When you see new plane orders they’re usually announced with the list prices for aircraft that no one actually pays. Roughly you should divide that number in half.
Aircraft manufacturers try to keep secret actual purchase prices, because they don’t want to broadcast to all potential buyers how much of a discount they’ll really give. Plus big numbers make for great press releases. At the same time it’s hardly a secret that no one pays list.
Boeing Factory
Here’s the reported values of the Boeing and Airbus order books, using a current value of 1 Euro = 1.17 dollars to convert the Airbus valuations.
New IFRS-15 will require Airbus to use actual sales prices for valuing its order book, not list prices, something Boeing does already. That should cut the reported value of Airbus’ order book in half.
In its annual report, Airbus trumpeted 6,900 commercial aircraft in its backlog worth a cool €1 trillion euros ($1.2 trillion) at catalog prices.

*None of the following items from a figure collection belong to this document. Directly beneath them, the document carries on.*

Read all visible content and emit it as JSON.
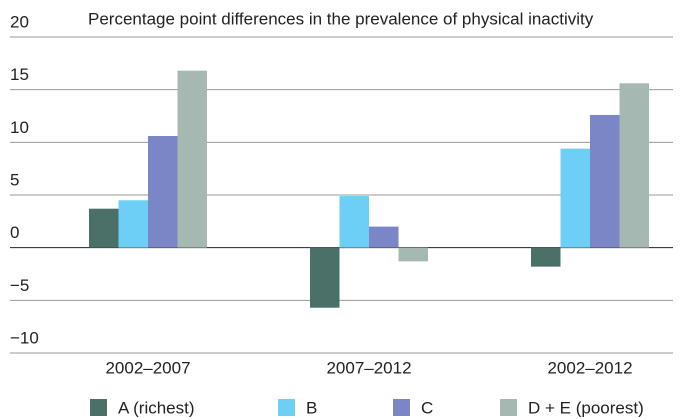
{
  "chart_data": {
    "type": "bar",
    "title": "Percentage point differences in the prevalence of physical inactivity",
    "categories": [
      "2002–2007",
      "2007–2012",
      "2002–2012"
    ],
    "series": [
      {
        "name": "A (richest)",
        "color": "#4a7068",
        "values": [
          3.7,
          -5.7,
          -1.8
        ]
      },
      {
        "name": "B",
        "color": "#6dcff6",
        "values": [
          4.5,
          4.9,
          9.4
        ]
      },
      {
        "name": "C",
        "color": "#7a86c6",
        "values": [
          10.6,
          2.0,
          12.6
        ]
      },
      {
        "name": "D + E (poorest)",
        "color": "#a5b8b1",
        "values": [
          16.8,
          -1.3,
          15.6
        ]
      }
    ],
    "ylim": [
      -10,
      20
    ],
    "yticks": [
      {
        "value": -10,
        "label": "−10"
      },
      {
        "value": -5,
        "label": "−5"
      },
      0,
      5,
      10,
      15,
      20
    ],
    "grid": true
  }
}
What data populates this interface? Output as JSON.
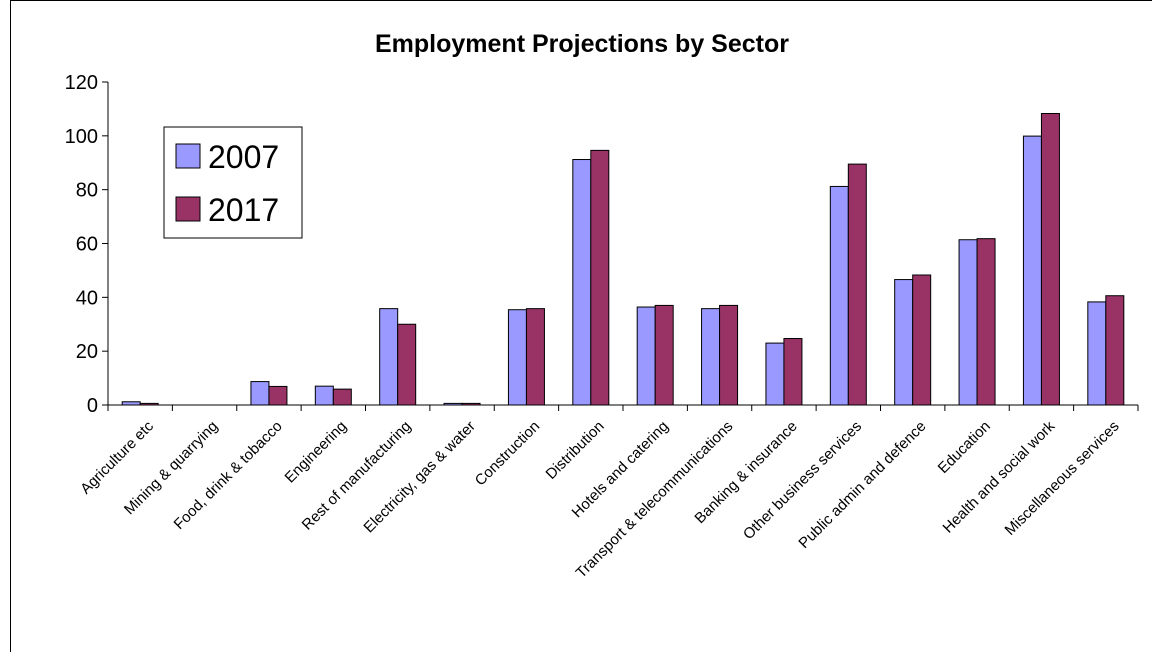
{
  "chart_data": {
    "type": "bar",
    "title": "Employment Projections by Sector",
    "xlabel": "",
    "ylabel": "",
    "ylim": [
      0,
      120
    ],
    "yticks": [
      0,
      20,
      40,
      60,
      80,
      100,
      120
    ],
    "grid": false,
    "legend_position": "top-left",
    "categories": [
      "Agriculture etc",
      "Mining & quarrying",
      "Food, drink & tobacco",
      "Engineering",
      "Rest of manufacturing",
      "Electricity, gas & water",
      "Construction",
      "Distribution",
      "Hotels and catering",
      "Transport & telecommunications",
      "Banking & insurance",
      "Other business services",
      "Public admin and defence",
      "Education",
      "Health and social work",
      "Miscellaneous services"
    ],
    "series": [
      {
        "name": "2007",
        "color": "#9999ff",
        "values": [
          1.2,
          0,
          8.7,
          7.0,
          35.8,
          0.6,
          35.4,
          91.2,
          36.4,
          35.8,
          23.0,
          81.2,
          46.6,
          61.4,
          99.9,
          38.3
        ]
      },
      {
        "name": "2017",
        "color": "#993366",
        "values": [
          0.6,
          0,
          6.9,
          5.9,
          30.0,
          0.6,
          35.8,
          94.6,
          37.0,
          37.0,
          24.7,
          89.5,
          48.3,
          61.8,
          108.3,
          40.6
        ]
      }
    ]
  }
}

In contrast, Boeing valued its more than 5,700 commercial jet orders at about $416 billion. The discrepancy is explained by Boeing’s book-keeping. The U.S. company uses the actual prices customers agreed to pay. Airbus uses prices it wishes they’d paid.
Legacy American Airlines Airbus A319
There won’t be a change from these rules on the number of aircraft reportedly sold. And there won’t be a change to the actual cashflow those orders generate. The change will be to how Airbus reports the value of those future orders. It’s effective with annual reporting periods beginning on or after January 1, 2018.
New accounting rules go into effect for frequent flyer programs January 1, too.
Who cares?
I do care. As an aviation geek and current Boeing employee of 10 years. But most of readers will not care.
The metric that should count is profit.It is kind of cool to deliver a couple of 380’s but they don’t really add any profit at all.
@K who clicks on a link, reads an article, then takes the time to comment on a subject they don’t care about? Strange.
Even discounting their figure by 50% might not be enough, as some of the orders will likely never be filled. I’m wondering if part of these more strict revenue recognition rules will require them to account for this.
So people have been comparing apples to oranges all this time? What’s the use of using this metric, then?